Lock Your Mortgage Rate at the Right Time
There is a lot to be said for the idea that the timing of locking your mortgage can be up to luck. If you do it right, you can lower your closing costs by nailing the right time frame. Rate locks are typically available in 15 day increments up to 60 days, and then in 15 or 30 day increments afterwards. The longer your rate lock, the more you’ll pay, meaning a 30 day mortgage lock is less expensive than a 60 day lock. 
 
The additional cost of a longer mortgage rate lock are paid at closing. See where we’re going with this? An extra 30 days on your rate lock may add up to 25 basis points (or 0.25%) to your mortgage rate! This doesn’t mean you should always choose the shortest rate lock time, though. If you don’t fund your loan during the originally agreed upon lock in window, you’ll be fined by your lender. You can, however, ask for a rate lock extension, which adds a little time onto your rate lock window. It usually works out that a 30 day rate lock window plus a 15 day extension is cheaper than a 45 day rate lock from the start. You can keep your closing costs a little lower by accurately choosing the best rate lock periods. 
 
Shop Around
This may sound obvious, but one way to ensure you have low closing costs from the very start is to shop around for the lender that offers the lowest closing costs. You can ask lenders to match closing costs offered elsewhere, and they may agree. There are some services included in closing costs that you are allowed to shop around for as well. These include the pest inspection fee, the survey fee, the title search, and others.

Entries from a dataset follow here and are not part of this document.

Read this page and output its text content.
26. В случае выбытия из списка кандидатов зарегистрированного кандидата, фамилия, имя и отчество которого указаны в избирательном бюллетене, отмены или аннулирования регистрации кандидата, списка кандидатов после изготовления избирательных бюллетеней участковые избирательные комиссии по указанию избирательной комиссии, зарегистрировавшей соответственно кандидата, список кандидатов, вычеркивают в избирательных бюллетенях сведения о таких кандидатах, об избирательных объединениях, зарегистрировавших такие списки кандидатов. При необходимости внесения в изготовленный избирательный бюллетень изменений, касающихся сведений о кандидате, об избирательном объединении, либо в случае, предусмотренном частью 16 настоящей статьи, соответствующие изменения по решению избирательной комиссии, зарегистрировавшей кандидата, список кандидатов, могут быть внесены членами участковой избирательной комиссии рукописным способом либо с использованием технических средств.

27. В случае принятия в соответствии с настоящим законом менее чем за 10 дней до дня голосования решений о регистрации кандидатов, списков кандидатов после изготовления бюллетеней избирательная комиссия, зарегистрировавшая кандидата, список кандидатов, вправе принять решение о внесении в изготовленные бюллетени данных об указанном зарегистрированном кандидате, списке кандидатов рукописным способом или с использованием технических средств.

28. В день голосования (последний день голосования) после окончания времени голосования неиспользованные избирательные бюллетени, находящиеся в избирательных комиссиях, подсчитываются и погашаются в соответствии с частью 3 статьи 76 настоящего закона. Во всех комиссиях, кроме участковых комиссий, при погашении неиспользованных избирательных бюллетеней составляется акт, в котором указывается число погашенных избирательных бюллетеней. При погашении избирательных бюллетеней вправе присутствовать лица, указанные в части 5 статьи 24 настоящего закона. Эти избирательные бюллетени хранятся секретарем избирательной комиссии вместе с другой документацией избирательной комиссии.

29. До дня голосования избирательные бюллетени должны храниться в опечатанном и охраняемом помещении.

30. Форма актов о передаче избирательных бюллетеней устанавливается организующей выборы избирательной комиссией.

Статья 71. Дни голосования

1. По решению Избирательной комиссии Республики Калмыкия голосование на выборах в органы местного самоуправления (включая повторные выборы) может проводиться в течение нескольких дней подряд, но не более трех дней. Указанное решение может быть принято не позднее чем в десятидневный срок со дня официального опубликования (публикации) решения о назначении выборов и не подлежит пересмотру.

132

You don’t have to go with the provider your lender suggests unless you have signed a document waiving your right to do so. You can try for a lower price on the same service elsewhere. You’ll be able to see your expected closing costs on your loan estimate. Use these numbers to help you shop around and find better deals, thus lowering your closing costs.
 
Evaluate Your Loan Estimate
Bet you didn’t know you were allowed to do this, did you? When you get your loan estimate, don’t just accept it as fact. Ask your lender to go through each and every single charge with you in person. Ask them what each fee covers and why it costs that much. By doing this, you can identify padded or extraneous fees. You may also see two fees with very similar names, implying that you’re being charged twice for the same thing. It happens! An example is being charged for both processing fees and underwriting fees. You must review your loan estimate carefully. By doing so, you could save yourself some money come closing time. 
 
Other Ways to Save
There are a few random other things you can do to lower closing costs. If your new home was recently appraised  (say in the last year), you can probably skip the cost of having it appraised again and waive this service. You can also save on title insurance by asking for a re-issue rate when you renew your title insurance for a refinance. 
 
Closing costs can seem daunting and stressful, but there are many things you can do to lower them. If you play your cards right, you’ll be thankful that you took the time to learn how to save a few dollars!